ToolExpander: Extending the Frontiers of Tool-Using Reinforcement Learning to Weak LLMs
- URL: http://arxiv.org/abs/2510.07737v1
- Date: Thu, 09 Oct 2025 03:20:13 GMT
- Title: ToolExpander: Extending the Frontiers of Tool-Using Reinforcement Learning to Weak LLMs
- Authors: Fu Chen, Peng Wang, Xiyin Li, Wen Li, Shichi Lei, Dongdong Xiang,
- Abstract summary: ToolExpander is a novel framework that advances tool-oriented reinforcement learning for resource-constrained large language models.<n>It incorporates Dynamic Multi-Round Hard Sampling and Self-Exemplifying Thinking.<n>Results show ToolExpander significantly enhances tool-using capabilities in LLMs, especially in weaker small-scale models.

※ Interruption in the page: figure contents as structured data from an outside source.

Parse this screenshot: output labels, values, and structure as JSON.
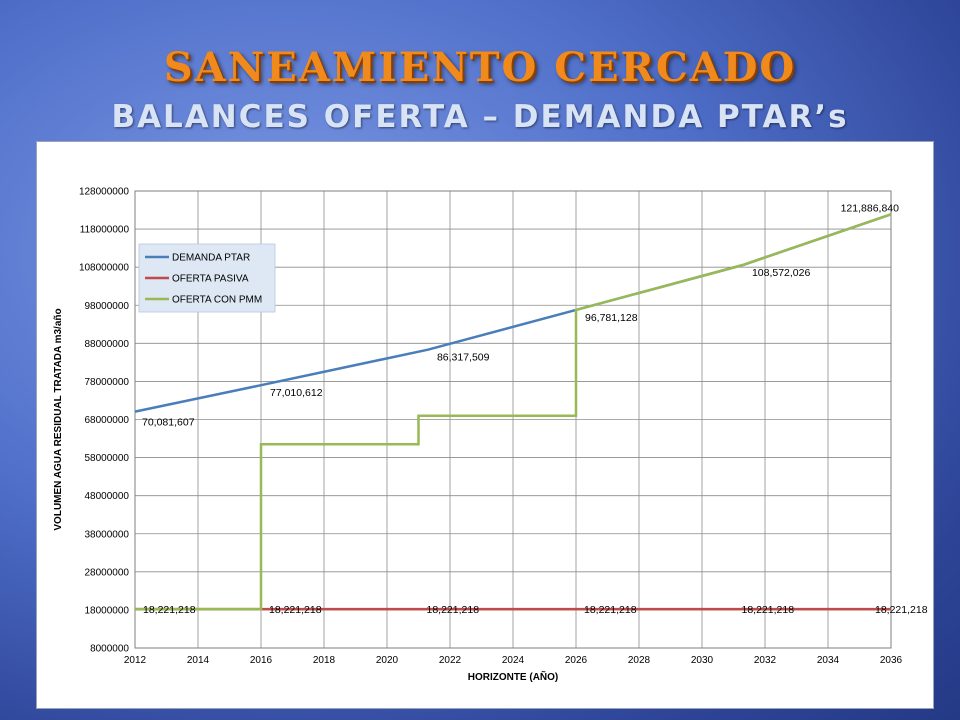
{
  "slide": {
    "title": "SANEAMIENTO CERCADO",
    "subtitle": "BALANCES OFERTA – DEMANDA PTAR’s"
  },
  "chart_data": {
    "type": "line",
    "title": "",
    "xlabel": "HORIZONTE (AÑO)",
    "ylabel": "VOLUMEN AGUA RESIDUAL TRATADA m3/año",
    "xlim": [
      2012,
      2036
    ],
    "ylim": [
      8000000,
      128000000
    ],
    "x_ticks": [
      2012,
      2014,
      2016,
      2018,
      2020,
      2022,
      2024,
      2026,
      2028,
      2030,
      2032,
      2034,
      2036
    ],
    "y_ticks": [
      8000000,
      18000000,
      28000000,
      38000000,
      48000000,
      58000000,
      68000000,
      78000000,
      88000000,
      98000000,
      108000000,
      118000000,
      128000000
    ],
    "grid": true,
    "legend_position": "top-left",
    "series": [
      {
        "name": "DEMANDA PTAR",
        "color": "#4a7ebb",
        "points": [
          [
            2012,
            70081607
          ],
          [
            2016,
            77010612
          ],
          [
            2021.3,
            86317509
          ],
          [
            2026,
            96781128
          ],
          [
            2031.3,
            108572026
          ],
          [
            2036,
            121886840
          ]
        ]
      },
      {
        "name": "OFERTA PASIVA",
        "color": "#be4b48",
        "points": [
          [
            2012,
            18221218
          ],
          [
            2036,
            18221218
          ]
        ]
      },
      {
        "name": "OFERTA CON PMM",
        "color": "#98b954",
        "points": [
          [
            2012,
            18221218
          ],
          [
            2016,
            18221218
          ],
          [
            2016,
            61500000
          ],
          [
            2021,
            61500000
          ],
          [
            2021,
            69000000
          ],
          [
            2026,
            69000000
          ],
          [
            2026,
            96781128
          ],
          [
            2031.3,
            108572026
          ],
          [
            2036,
            121886840
          ]
        ]
      }
    ],
    "data_labels": [
      {
        "x": 2012,
        "y": 70081607,
        "text": "70,081,607"
      },
      {
        "x": 2016,
        "y": 77010612,
        "text": "77,010,612"
      },
      {
        "x": 2021.3,
        "y": 86317509,
        "text": "86,317,509"
      },
      {
        "x": 2026,
        "y": 96781128,
        "text": "96,781,128"
      },
      {
        "x": 2031.3,
        "y": 108572026,
        "text": "108,572,026"
      },
      {
        "x": 2036,
        "y": 121886840,
        "text": "121,886,840"
      },
      {
        "x": 2012,
        "y": 18221218,
        "text": "18,221,218"
      },
      {
        "x": 2016,
        "y": 18221218,
        "text": "18,221,218"
      },
      {
        "x": 2021,
        "y": 18221218,
        "text": "18,221,218"
      },
      {
        "x": 2026,
        "y": 18221218,
        "text": "18,221,218"
      },
      {
        "x": 2031,
        "y": 18221218,
        "text": "18,221,218"
      },
      {
        "x": 2036,
        "y": 18221218,
        "text": "18,221,218"
      }
    ]
  }
}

- Score: 7.594857934012517
- License: http://creativecommons.org/licenses/by-nc-sa/4.0/
- Abstract: Training Large Language Models (LLMs) with Group Relative Policy Optimization (GRPO) encounters a significant challenge: models often fail to produce accurate responses, particularly in small-scale architectures. This limitation not only diminishes performance improvements and undermines the potential of GRPO but also frequently leads to mid-training collapse, adversely affecting stability and final efficacy. To address these issues, we propose ToolExpander, a novel framework that advances tool-oriented reinforcement learning for resource-constrained LLMs through two key innovations:(1) Dynamic Multi-Round Hard Sampling, which dynamically substitutes challenging samples(those without correct outputs over 10 rollouts) with high-quality few-shot demonstrations during training, coupled with an exponential learning rate decay strategy to mitigate oscillations;(2) Self-Exemplifying Thinking, an enhanced GRPO framework that eliminates KL divergence and incorporates adjusted clipping coefficients, encouraging models to autonomously generate and analyze few-shot examples via a minimal additional reward (0.01).Experimental results demonstrate that ToolExpander significantly enhances tool-using capabilities in LLMs, especially in weaker small-scale models, improving both training stability and overall performance.